14 abril 2007

Crítica sobre crítica



Eduardo Cintra Torres, no "Olho Vivo" do Público de hoje, lamenta o fim das (excelentes) entrevistas de Ana Sousa Dias, na RTP2, que a direcção desta última retirou do ar sem qualquer explicação. Ao mesmo tempo desanca forte e feio sobre o programa cultural "Câmara Clara", da subdirectora do canal, Paula Moura Pinheiro, apelidando-o de "vulgaridade televisiva em termos de produção e conteúdo" que "serve o exibicionismo da própria subdirectora, com a sua idiossincrasia insuportável e um ego do tamanho do orçamento". Na impetuosidade da sua crítica vai mesmo ao ponto de afirmar a "impossibilidade de um programa razoável apresentado por tal figura".

Sobre o assunto direi:

1) Também me custa ver desaparecer o programa "Por outro lado", de Ana Sousa Dias, que inventou uma nova maneira de entrevistar, com tranquilidade (by Paulo Bento), com sabedoria e até com um certo charme q. b., bem ao contrário daquele estilo agressivo com que certos entrevistadores avançam para o entrevistado, como se se tratasse de mais um exame ou inquirição judicial, quando não, verdadeiro combate.

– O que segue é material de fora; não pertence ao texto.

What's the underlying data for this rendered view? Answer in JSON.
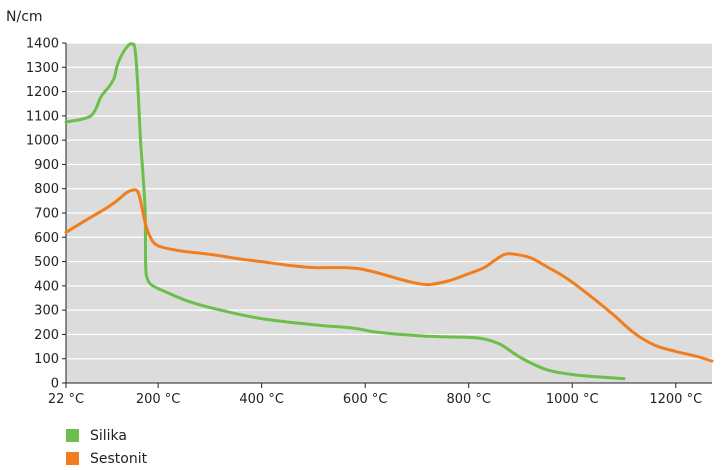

Tem o pequeno senão de por vezes derivar mais para uma agradável conversa do que propriamente para uma entrevista mas, em qualquer caso, a maior descontracção e disponibilidade do entrevistado que quase sempre daí resultam, são, regra geral, muito compensadoras.

2) Embora nunca tenha assistido a um programa inteiro, lembro-me que, por duas ou três vezes, sintonizei de passagem o "Câmara Clara" e em nenhuma delas assisti ao que quer que fosse que pudesse justificar a contundência do conhecido e abalizado crítico (de que, aliás, sou habitual leitor). Sim, a atitude da "entrevistadora" Paula Moura Pinheiro não tem nada a ver com a de Ana Sousa Dias. Mais interventiva (muito mais), chega a responder às próprias perguntas que formula aos seus entrevistados e fá-lo, de resto, com uma exuberância de gestos e com tal empenhamento que, do ponto de vista da realização, justificam, sem dúvida, o grande plano em que frequentemente nos surge. Mero exibicionismo? Pode ser que sim, pode ser que não. Mas que me parece um excesso, parece. Se o programa se transforma numa tribuna para a entrevistadora o que estarão lá a fazer os convidados?

3) Afirmar, porém, que o programa é uma "vulgaridade televisiva em termos de produção e conteúdo" sem adiantar as razões que suportam avaliação tão negativa, não é, propriamente, um exercício crítico. Uma crítica carece sempre de fundamento, de razão ou justificação. É isso que a separa do palpite ou do mero mal-dizer. Quanto aos ataques pessoais que Cintra Torres faz a Paula Moura Pinheiro, são francamente de evitar e só os entendo como tendo surgido mais ou menos involuntariamente, ao correr da pena. Porque, aqui entre nós, o que é que a suposta "idiossincrasia insuportável" ou o "ego do tamanho do orçamento" de uma profissional da televisão tem a ver com a qualidade do seu programa? E se em resposta (legítima) Paula Moura Pinheiro viesse agora invocar a idiossincrasia do Crítico? Não, não é por aí.